The Democratic governor said he took the action as a matter of fairness for college athletes. It will spare Kentucky’s colleges from being at a competitive disadvantage with rivals in other states that will have laws enabling athletes to profit off their name, image or likeness, he said.

“This is important to our student-athletes, who for decades, others – whether it’s companies or institutions – have profited on,” Beshear told reporters. “These athletes deserve to be a part of that.”

Beshear said his executive order takes effect July 1, when similar legislation passed in several other states will become law. His office said he was the first governor to make the change by executive order.

The governor’s action won praise from the University of Kentucky and the University of Louisville. UK plays in the Southeastern Conference and UofL competes in the Atlantic Coast Conference.

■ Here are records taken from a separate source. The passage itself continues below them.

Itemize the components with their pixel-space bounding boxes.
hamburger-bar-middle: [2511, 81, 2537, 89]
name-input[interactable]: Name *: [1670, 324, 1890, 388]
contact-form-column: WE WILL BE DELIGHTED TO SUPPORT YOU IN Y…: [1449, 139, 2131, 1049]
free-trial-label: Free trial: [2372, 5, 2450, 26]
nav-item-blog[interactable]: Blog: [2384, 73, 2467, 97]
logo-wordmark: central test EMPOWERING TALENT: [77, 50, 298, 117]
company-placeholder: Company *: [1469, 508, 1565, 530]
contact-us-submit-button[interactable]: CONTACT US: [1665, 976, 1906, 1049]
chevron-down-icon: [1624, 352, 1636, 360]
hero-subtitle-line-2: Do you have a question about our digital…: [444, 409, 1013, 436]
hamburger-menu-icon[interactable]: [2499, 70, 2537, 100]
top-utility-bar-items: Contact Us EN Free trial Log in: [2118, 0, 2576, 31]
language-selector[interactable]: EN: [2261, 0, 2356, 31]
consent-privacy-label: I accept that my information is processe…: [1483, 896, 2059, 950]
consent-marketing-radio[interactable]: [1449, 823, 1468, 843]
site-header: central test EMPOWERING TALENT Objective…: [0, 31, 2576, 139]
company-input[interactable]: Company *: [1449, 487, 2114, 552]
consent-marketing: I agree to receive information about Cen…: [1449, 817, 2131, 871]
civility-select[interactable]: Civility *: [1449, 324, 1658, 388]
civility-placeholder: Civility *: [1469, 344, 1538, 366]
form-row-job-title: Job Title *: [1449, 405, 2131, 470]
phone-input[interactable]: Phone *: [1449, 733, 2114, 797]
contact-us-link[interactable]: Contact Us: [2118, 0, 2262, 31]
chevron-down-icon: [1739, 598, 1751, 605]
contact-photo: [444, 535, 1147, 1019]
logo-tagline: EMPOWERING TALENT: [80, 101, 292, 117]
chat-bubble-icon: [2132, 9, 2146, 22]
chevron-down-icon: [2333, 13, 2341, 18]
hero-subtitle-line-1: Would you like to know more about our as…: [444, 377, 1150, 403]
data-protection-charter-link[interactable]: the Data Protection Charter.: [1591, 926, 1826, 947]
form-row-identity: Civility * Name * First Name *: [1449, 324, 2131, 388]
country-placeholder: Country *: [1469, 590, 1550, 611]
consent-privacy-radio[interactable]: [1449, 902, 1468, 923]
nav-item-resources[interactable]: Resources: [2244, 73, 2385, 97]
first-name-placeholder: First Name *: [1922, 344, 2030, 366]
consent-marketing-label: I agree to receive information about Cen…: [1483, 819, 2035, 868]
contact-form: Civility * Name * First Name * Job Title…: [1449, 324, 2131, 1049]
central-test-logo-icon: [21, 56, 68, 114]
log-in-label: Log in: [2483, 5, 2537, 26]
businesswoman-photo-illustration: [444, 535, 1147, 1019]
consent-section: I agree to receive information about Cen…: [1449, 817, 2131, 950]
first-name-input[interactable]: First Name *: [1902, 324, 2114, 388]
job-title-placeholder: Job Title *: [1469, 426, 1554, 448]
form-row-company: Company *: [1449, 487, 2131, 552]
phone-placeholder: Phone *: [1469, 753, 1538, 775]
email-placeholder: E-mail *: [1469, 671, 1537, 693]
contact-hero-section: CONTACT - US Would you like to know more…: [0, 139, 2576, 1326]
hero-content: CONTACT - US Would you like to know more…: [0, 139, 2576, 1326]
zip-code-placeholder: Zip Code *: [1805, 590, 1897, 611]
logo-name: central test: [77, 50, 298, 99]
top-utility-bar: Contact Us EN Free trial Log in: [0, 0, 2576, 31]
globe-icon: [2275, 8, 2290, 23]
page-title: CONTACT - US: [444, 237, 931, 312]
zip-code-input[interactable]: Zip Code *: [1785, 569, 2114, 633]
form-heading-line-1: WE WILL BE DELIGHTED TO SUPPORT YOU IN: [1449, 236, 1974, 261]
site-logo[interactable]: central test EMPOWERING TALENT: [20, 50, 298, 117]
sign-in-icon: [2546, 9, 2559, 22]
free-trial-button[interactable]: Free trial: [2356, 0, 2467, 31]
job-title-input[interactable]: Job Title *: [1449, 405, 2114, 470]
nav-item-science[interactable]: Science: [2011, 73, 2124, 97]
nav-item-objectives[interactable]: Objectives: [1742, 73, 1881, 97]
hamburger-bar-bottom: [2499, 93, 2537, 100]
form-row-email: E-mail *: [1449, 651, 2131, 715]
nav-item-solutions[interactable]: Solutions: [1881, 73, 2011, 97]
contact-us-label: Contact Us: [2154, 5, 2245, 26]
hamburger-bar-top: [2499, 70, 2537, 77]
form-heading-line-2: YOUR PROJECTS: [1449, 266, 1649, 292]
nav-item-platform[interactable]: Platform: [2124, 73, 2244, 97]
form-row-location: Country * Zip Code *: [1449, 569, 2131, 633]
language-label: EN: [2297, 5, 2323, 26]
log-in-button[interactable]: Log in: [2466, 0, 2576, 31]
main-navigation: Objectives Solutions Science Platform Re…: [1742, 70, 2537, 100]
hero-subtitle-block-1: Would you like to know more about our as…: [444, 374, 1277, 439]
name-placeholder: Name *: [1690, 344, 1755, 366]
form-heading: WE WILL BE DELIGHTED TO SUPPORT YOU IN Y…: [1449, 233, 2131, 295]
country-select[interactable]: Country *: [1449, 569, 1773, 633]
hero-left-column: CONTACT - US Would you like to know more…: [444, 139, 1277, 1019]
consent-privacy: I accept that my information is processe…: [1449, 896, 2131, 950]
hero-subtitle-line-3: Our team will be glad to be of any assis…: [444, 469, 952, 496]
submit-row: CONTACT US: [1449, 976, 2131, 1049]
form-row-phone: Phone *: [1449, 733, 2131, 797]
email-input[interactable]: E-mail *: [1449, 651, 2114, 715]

“Bringing the state of Kentucky into competitive balance with other states across the country and, more specifically, the Atlantic Coast Conference is critical,” Vince Tyra, U of L’s vice president for intercollegiate athletics, said in a release issued by the governor’s office.

UK athletics director Mitch Barnhart said the governor’s action “provides us the flexibility we need at this time to further develop policies around name, image and likeness.”

“We are appreciative of that support, as it is a bridge until such time as state and/or federal laws are enacted,” Barnhart said in the same release from Beshear’s office. “The landscape of college sports is now in the midst of dramatic and historic change – perhaps the biggest set of shifts and changes since scholarships were first awarded decades ago.”

In Alabama, Florida, Georgia, Mississippi, New Mexico and Texas, laws go into effect July 1 that make it impermissible for the NCAA and members schools to prevent athletes from being paid by third parties for things like sponsorship deals, online endorsements and personal appearances.

The NCAA had hoped for a national law from Congress that has not come, and its own rule-making has been bogged down for months. College sports leaders are instead moving toward the type of patchwork regulation they have been warning against for months.